J. Thomas Sullivan, Danforth, Retroactivity, and Federalism, 61 Okla. L. Rev. 425, 425 n.* (2008) (direct download).  The video is © 2020 J. Thomas Sullivan, used here with permission.

Wednesday, November 13, 2019

Researcher recounts riveting history of Auschwitz infiltrator

Pilecki before 1939
Witold Pilecki was an officer of the Polish underground in 1940 when he allowed himself to be captured by the Nazis in a civilian roundup and sent to Auschwitz.  The underground sought to document German atrocities in the concentration camps with the aim of spurring the Allies to action.

Assuming a false identity using found papers, Pilecki passed himself off as "Tomasz Serafiński," the commanding officer of the Nowy Wiśnicz region unit of the underground Polish Home Army (Armia Krajowa, or AK).  He remained in Auschwitz for nearly there years and wrote reports for the underground that were smuggled to London and Washington.

At Easter in 1943, Pilecki and compatriots made a daring escape from Auschwitz.  Hunted by the Gestapo, they made their way through the Polish countryside and ultimately found refuge with the real Tomasz Serafiński, his wife, Ludmiła, their children, and their underground network.  Amid their run, the escapees had become suspected by the underground of being German spies.  As he grew close to his unexpected namesake, Serafiński found himself at odds with the AK, ultimately depending on Ludmiła to protect both men against underground suspicion and Nazi hunters.  Pilecki and Serafiński each had a grim fate yet in store.

Pilecki at Auschwitz
This riveting WWII story is the subject of a working research paper, replete with documentary images, authored by Elizabeth M. Zechenter, Ph.D., J.D.: Was it Really a Blind Fate?
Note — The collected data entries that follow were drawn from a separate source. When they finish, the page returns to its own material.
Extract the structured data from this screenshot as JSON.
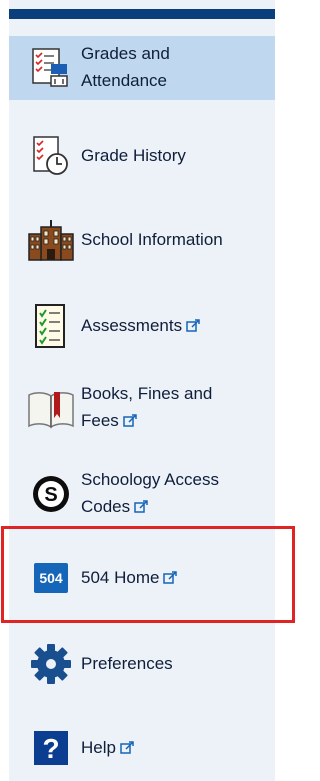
{
  "nav": {
    "items": [
      {
        "lines": [
          "Grades and",
          "Attendance"
        ],
        "external": false
      },
      {
        "lines": [
          "Grade History"
        ],
        "external": false
      },
      {
        "lines": [
          "School Information"
        ],
        "external": false
      },
      {
        "lines": [
          "Assessments"
        ],
        "external": true
      },
      {
        "lines": [
          "Books, Fines and",
          "Fees"
        ],
        "external": true
      },
      {
        "lines": [
          "Schoology Access",
          "Codes"
        ],
        "external": true
      },
      {
        "lines": [
          "504 Home"
        ],
        "external": true
      },
      {
        "lines": [
          "Preferences"
        ],
        "external": false
      },
      {
        "lines": [
          "Help"
        ],
        "external": true
      }
    ],
    "badge_504": "504"
  },
  "icons": [
    "grades-attendance-icon",
    "grade-history-icon",
    "school-building-icon",
    "assessments-checklist-icon",
    "books-icon",
    "schoology-icon",
    "badge-504-icon",
    "gear-icon",
    "help-icon",
    "external-link-icon"
  ],
  "colors": {
    "active_bg": "#bfd7ef",
    "sidebar_bg": "#edf1f8",
    "topbar": "#0a3f7c",
    "highlight_border": "#e02424",
    "icon_blue": "#1565b8"
  }
}
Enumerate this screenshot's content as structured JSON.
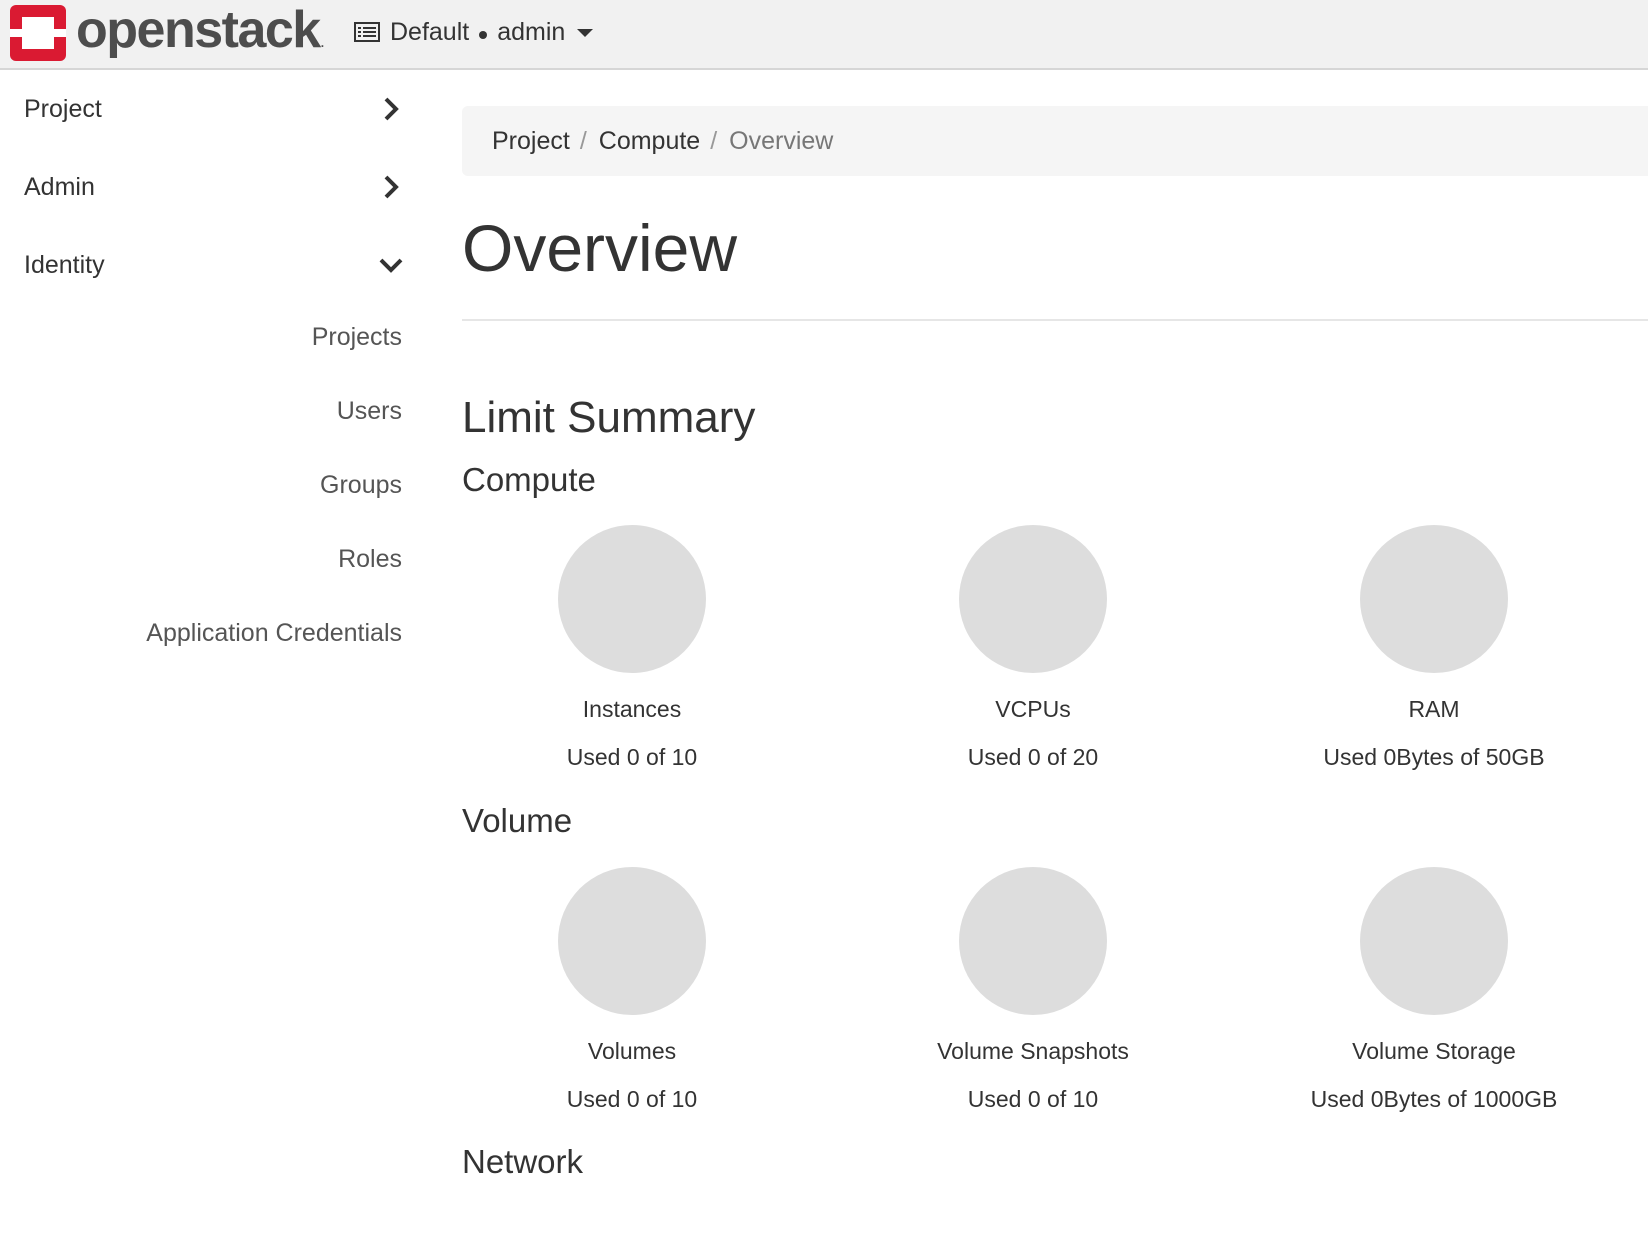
{
  "header": {
    "brand": "openstack",
    "brand_mark": ".",
    "domain": "Default",
    "user": "admin",
    "icons": {
      "logo": "openstack-logo",
      "context": "list-icon",
      "caret": "caret-down-icon"
    },
    "colors": {
      "logo_red": "#da1a32",
      "navbar_bg": "#f1f1f1"
    }
  },
  "sidebar": {
    "sections": [
      {
        "label": "Project",
        "icon": "chevron-right-icon"
      },
      {
        "label": "Admin",
        "icon": "chevron-right-icon"
      },
      {
        "label": "Identity",
        "icon": "chevron-down-icon"
      }
    ],
    "identity_items": [
      "Projects",
      "Users",
      "Groups",
      "Roles",
      "Application Credentials"
    ]
  },
  "breadcrumb": {
    "items": [
      "Project",
      "Compute"
    ],
    "current": "Overview",
    "separator": "/"
  },
  "page": {
    "title": "Overview",
    "limit_summary": "Limit Summary",
    "sections": {
      "compute": {
        "title": "Compute",
        "quotas": [
          {
            "label": "Instances",
            "usage": "Used 0 of 10",
            "fraction": 0
          },
          {
            "label": "VCPUs",
            "usage": "Used 0 of 20",
            "fraction": 0
          },
          {
            "label": "RAM",
            "usage": "Used 0Bytes of 50GB",
            "fraction": 0
          }
        ]
      },
      "volume": {
        "title": "Volume",
        "quotas": [
          {
            "label": "Volumes",
            "usage": "Used 0 of 10",
            "fraction": 0
          },
          {
            "label": "Volume Snapshots",
            "usage": "Used 0 of 10",
            "fraction": 0
          },
          {
            "label": "Volume Storage",
            "usage": "Used 0Bytes of 1000GB",
            "fraction": 0
          }
        ]
      },
      "network": {
        "title": "Network"
      }
    },
    "colors": {
      "pie_empty": "#dddddd"
    }
  }
}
Interwoven Lives of Witold Pilecki and Tomasz Serafiński, and the Daring Efforts of Ludmiła Serafińska to Save Them Both.   The paper was featured in this month's (Oct. 2019, no. 20) Quo Vadis, the Philadelphia Chapter newsletter of The Kosciuszko Foundation.  The foundation is a New York-city based non-governmental organization dedicated to cultural and educational exchange between the United States and Poland.
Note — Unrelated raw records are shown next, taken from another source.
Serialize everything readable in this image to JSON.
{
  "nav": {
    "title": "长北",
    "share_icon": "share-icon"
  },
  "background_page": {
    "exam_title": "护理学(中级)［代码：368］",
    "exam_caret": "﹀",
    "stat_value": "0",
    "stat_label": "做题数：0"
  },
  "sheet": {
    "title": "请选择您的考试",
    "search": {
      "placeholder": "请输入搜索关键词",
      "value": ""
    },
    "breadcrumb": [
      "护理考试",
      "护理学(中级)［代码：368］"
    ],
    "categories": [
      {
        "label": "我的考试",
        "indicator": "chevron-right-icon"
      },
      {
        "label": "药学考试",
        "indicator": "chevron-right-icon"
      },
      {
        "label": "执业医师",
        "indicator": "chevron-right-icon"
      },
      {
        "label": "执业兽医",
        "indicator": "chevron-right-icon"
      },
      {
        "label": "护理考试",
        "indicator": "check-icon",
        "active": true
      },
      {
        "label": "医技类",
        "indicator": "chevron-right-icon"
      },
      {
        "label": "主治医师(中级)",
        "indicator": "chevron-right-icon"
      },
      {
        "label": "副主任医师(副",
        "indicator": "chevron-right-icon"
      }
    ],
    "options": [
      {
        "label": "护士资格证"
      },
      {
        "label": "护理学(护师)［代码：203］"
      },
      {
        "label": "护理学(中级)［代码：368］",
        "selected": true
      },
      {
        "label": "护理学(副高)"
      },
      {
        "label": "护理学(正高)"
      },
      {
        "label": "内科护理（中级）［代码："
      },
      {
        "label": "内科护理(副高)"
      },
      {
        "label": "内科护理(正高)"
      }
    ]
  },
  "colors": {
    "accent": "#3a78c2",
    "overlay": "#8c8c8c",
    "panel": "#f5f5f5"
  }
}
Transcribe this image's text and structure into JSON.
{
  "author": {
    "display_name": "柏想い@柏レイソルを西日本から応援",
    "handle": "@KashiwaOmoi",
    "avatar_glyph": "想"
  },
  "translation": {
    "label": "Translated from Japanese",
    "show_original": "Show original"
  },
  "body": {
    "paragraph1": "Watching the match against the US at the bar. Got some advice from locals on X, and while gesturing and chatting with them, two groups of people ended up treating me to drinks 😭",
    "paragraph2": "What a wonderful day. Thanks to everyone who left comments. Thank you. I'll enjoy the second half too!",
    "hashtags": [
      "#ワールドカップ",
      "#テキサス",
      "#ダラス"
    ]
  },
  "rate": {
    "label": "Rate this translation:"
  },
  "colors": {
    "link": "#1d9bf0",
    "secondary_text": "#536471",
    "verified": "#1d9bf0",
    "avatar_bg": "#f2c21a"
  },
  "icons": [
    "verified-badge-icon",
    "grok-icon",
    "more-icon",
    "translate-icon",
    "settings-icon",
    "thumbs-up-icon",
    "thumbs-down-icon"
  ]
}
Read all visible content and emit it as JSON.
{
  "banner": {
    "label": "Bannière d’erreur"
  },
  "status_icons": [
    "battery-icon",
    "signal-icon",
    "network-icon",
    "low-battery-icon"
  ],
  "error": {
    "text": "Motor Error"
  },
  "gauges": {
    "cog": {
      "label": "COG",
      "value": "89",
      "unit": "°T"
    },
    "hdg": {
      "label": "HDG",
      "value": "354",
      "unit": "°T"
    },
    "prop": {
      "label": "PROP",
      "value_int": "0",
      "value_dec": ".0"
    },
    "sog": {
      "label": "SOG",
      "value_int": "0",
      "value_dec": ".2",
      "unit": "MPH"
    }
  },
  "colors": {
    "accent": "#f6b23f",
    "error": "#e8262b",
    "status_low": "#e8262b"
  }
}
By day an assistant general counsel for GlaxoSmithKline, LLP, Zechenter is an accomplished academic researcher (, ResearchGate), her UCLA Ph.D. in evolutionary archaeology, who has taught international law and human rights law at Georgetown University Law Center.  She also is president of the Jagiellonian Law Society (JLS), "a voluntary legal association comprised of a diverse group of professionals (lawyers, judges, law faculty, and law students) who are interested in, or have roots in Polish and Central/Eastern European (CEE) cultures."  She is related to the Serafińskis. 

I was privileged to learn about Elizabeth's work through membership in JLS ("open to any legal professional who shares [JLS] interests and goals") and my work in the Catholic University of America, Columbus School of Law, American Law and LL.M. program with Jagiellonian University (not associated with JLS) in Kraków, Poland, and Washington, D.C.